What if the body experiences high levels of hydration?
• The body would exhibit _____(low,high) levels of vasopressin, leading to ______(decreased,increased) reabsorption of water in the collecting ducts, resulting in a _______________…

A

What if the body experiences high levels of hydration?
• The body would exhibit low levels of vasopressin, leading to decreased reabsorption of water in the collecting ducts, resulting in a larger volume of more dilute urine.

159
Q

What if the proximal tubule could not reabsorb glucose?

A

If the proximal tubule failed to reabsorb glucose, glucose would appear in the urine, indicative of a condition known as renal glycosuria.

160
Q

What if the secretion mechanisms in the proximal tubule were inhibited?
• Inhibition of secretion in the proximal tubule would lead to reduced ….. (like certain drugs or organic compounds), potentially causing ……….

A

What if the secretion mechanisms in the proximal tubule were inhibited?
• Inhibition of secretion in the proximal tubule would lead to reduced clearance of substances normally secreted (like certain drugs or organic compounds), potentially causing their accumulation in the body.

161
Q

What if the glomerular filtration rate (GFR) significantly increased?
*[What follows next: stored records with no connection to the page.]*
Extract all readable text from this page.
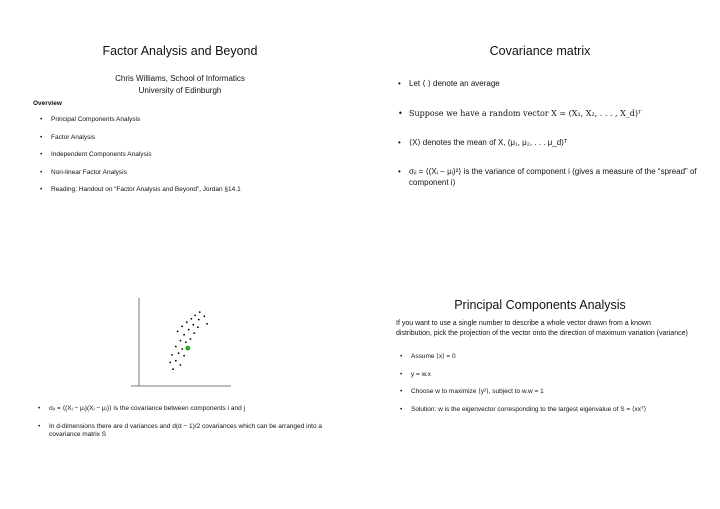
Factor Analysis and Beyond
Chris Williams, School of Informatics
University of Edinburgh
Overview
• Principal Components Analysis
• Factor Analysis
• Independent Components Analysis
• Non-linear Factor Analysis
• Reading: Handout on “Factor Analysis and Beyond”, Jordan §14.1
Covariance matrix
• Let ⟨ ⟩ denote an average
• Suppose we have a random vector X = (X₁, X₂, . . . , X_d)ᵀ
• ⟨X⟩ denotes the mean of X, (μ₁, μ₂, . . . μ_d)ᵀ
• σᵢᵢ = ⟨(Xᵢ − μᵢ)²⟩ is the variance of component i (gives a measure of the “spread” of component i)
• σᵢⱼ = ⟨(Xᵢ − μᵢ)(Xⱼ − μⱼ)⟩ is the covariance between components i and j
• In d-dimensions there are d variances and d(d − 1)/2 covariances which can be arranged into a covariance matrix S
Principal Components Analysis
If you want to use a single number to describe a whole vector drawn from a known distribution, pick the projection of the vector onto the direction of maximum variation (variance)
• Assume ⟨x⟩ = 0
• y = w.x
• Choose w to maximize ⟨y²⟩, subject to w.w = 1
• Solution: w is the eigenvector corresponding to the largest eigenvalue of S = ⟨xxᵀ⟩
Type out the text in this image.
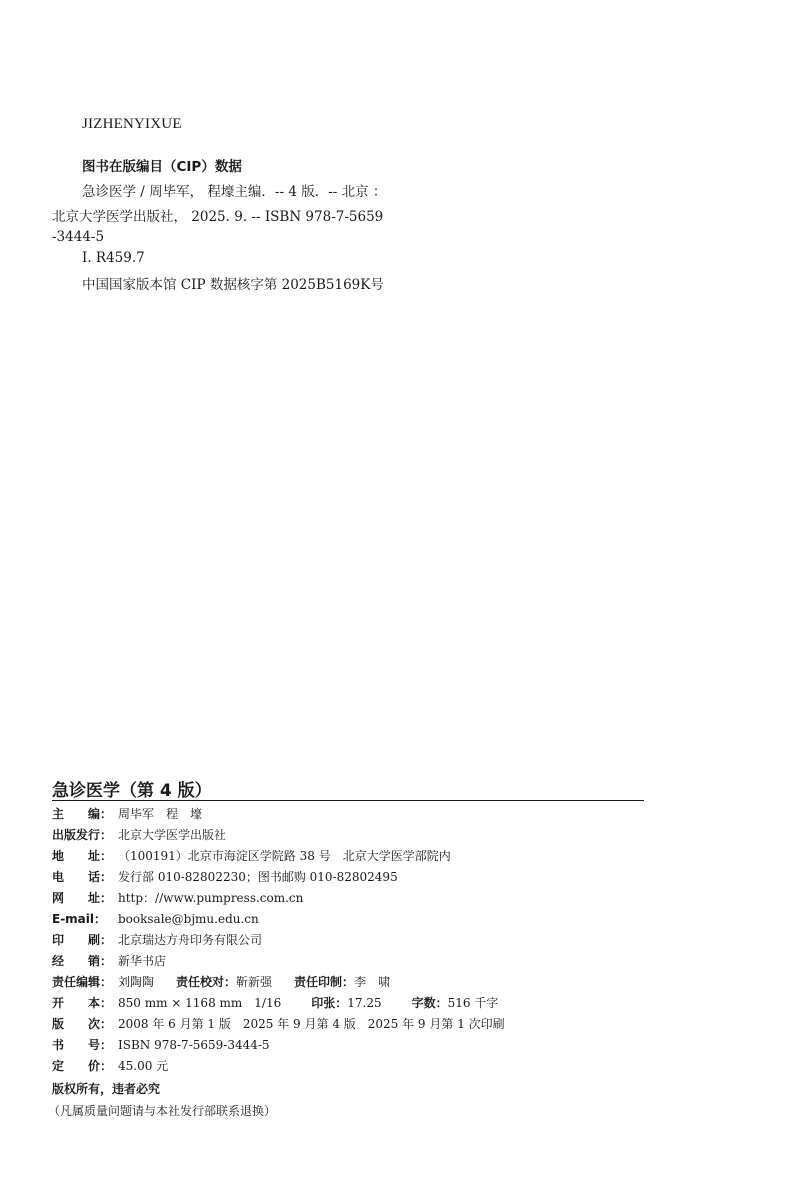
JIZHENYIXUE
图书在版编目（CIP）数据
急诊医学 / 周毕军， 程壕主编．-- 4 版．-- 北京 ：
北京大学医学出版社， 2025. 9. -- ISBN 978-7-5659
-3444-5
Ⅰ. R459.7
中国国家版本馆 CIP 数据核字第 2025B5169K号
急诊医学（第 4 版）
主　　编： 周毕军　程　壕
出版发行： 北京大学医学出版社
地　　址： （100191）北京市海淀区学院路 38 号　北京大学医学部院内
电　　话： 发行部 010-82802230；图书邮购 010-82802495
网　　址： http：//www.pumpress.com.cn
E-mail： booksale@bjmu.edu.cn
印　　刷： 北京瑞达方舟印务有限公司
经　　销： 新华书店
责任编辑： 刘陶陶 责任校对：靳新强 责任印制：李　啸
开　　本： 850 mm × 1168 mm　1/16	印张：17.25	字数：516 千字
版　　次： 2008 年 6 月第 1 版　2025 年 9 月第 4 版　2025 年 9 月第 1 次印刷
书　　号： ISBN 978-7-5659-3444-5
定　　价： 45.00 元
版权所有，违者必究
（凡属质量问题请与本社发行部联系退换）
An increase in GFR could potentially _______ the reabsorption capacity of the _______, leading to …..

A

An increase in GFR could potentially overwhelm the reabsorption capacity of the tubules, leading to the excretion of substances that are normally fully reabsorbed, like glucose.

162
Q

What if the Loop of Henle was not functioning properly? (think: what would it affect)

A

A malfunctioning Loop of Henle would disrupt the countercurrent multiplication system, affecting the kidney’s ability to concentrate urine and maintain water balance.

163
Q

What determines the renal threshold for glucose and how does it relate to diabetes?

A

The renal threshold for glucose is determined by the maximum reabsorption capacity of the renal tubules. In diabetes, blood glucose levels can exceed this threshold, resulting in glycosuria.

164
Q

How do changes in blood pressure affect renal clearance?

A

Renal clearance is influenced by blood pressure through changes in glomerular hydrostatic pressure. High blood pressure can increase filtration, while low pressure can decrease it, affecting the clearance of substances.

165
Q

What role does the organic anion transporter play in drug interactions?

A

The organic anion transporter (OAT) can influence drug interactions by mediating the clearance of multiple drugs. Competitive inhibition at OAT can increase the plasma levels of these drugs, affecting their efficacy and toxicity.

166
Q

Broad: How do the concepts of filtration, reabsorption, secretion, and excretion integrate to form the urinary excretion rate?
• The urinary excretion rate is the net result of _______ (input into the tubules), minus _______ (substances returned to the blood), plus ______ (additional substances added to the tubules), reflecting kidney function.

A

Broad: How do the concepts of filtration, reabsorption, secretion, and excretion integrate to form the urinary excretion rate?
• The urinary excretion rate is the net result of filtration (input into the tubules), minus reabsorption (substances returned to the blood), plus secretion (additional substances added to the tubules), reflecting kidney function.

167
Q

Broad: How does the kidney’s handling of substances like urea, glucose, and proteins reflect its role in homeostasis?
• The kidney’s selective reabsorption or excretion of substances like urea, glucose, and proteins is crucial for maintaining homeostasis by regulating _____ _____, _______, and removing ______

A

Broad: How does the kidney’s handling of substances like urea, glucose, and proteins reflect its role in homeostasis?
• The kidney’s selective reabsorption or excretion of substances like urea, glucose, and proteins is crucial for maintaining homeostasis by regulating blood composition, osmolarity, and removing waste.